The problem here seems to be that you are accidentally distributing your conditional type. If T is a bare type parameter, then the conditional type T extends Foo ? Bar : Baz will end up breaking apart T into its union members, evaluating the conditional for each member, and unioning the results back together. This gives you the undesirable ((a: any) => a is A) | ((a: any) => a is B).

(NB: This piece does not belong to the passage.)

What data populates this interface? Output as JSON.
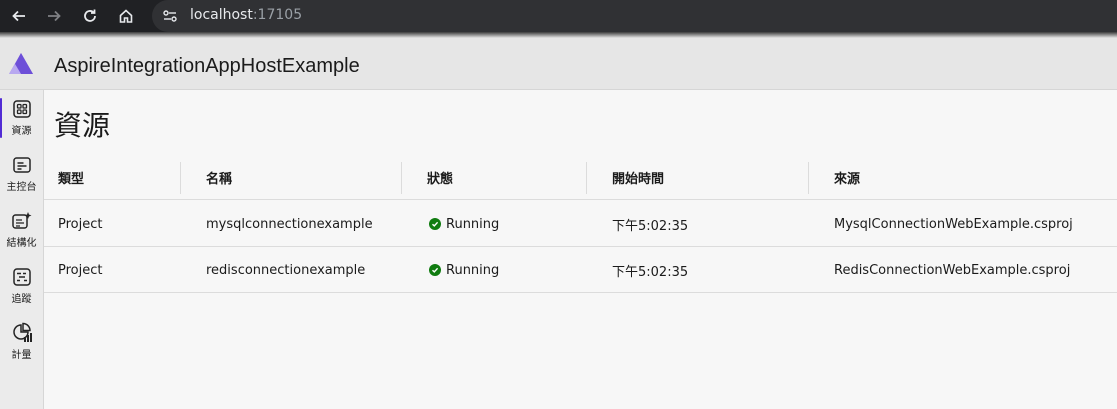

The easiest way to turn off such distribution is to "clothe" the bare type parameter in a single-element tuple, like [T] extends [Foo] ? Bar : Baz:

function Or<T extends TypeGuard<any, any>>(guards: T[]): 
  [T] extends [TypeGuard<infer A, any>] ? (a: A) => a is GuardType<T> : never;

That should give you the behavior you are looking for:

[{}].filter(isAOrB).forEach(x => { }); // x is A | B

The same thing applies to your And, with the minor wrinkle that the compiler will not understand that UnionToIntersection<...> will be a valid narrowing for the type guard function, so you might want to wrap it in Extract<> like this:

declare function And<T extends TypeGuard<any, any>>(guards: T[]):
    [T] extends [TypeGuard<infer A, any>] ? 
    (a: A) => a is Extract<UnionToIntersection<GuardType<T>>, A> : never;

let isAAndB = And([isA, isB]); 
let isAnd_value = isAAndB({ q: 'a' }); 
[{}].filter(isAAndB).forEach(x => { }); // A & B

Looks good to me now. Okay, hope that helps; good luck!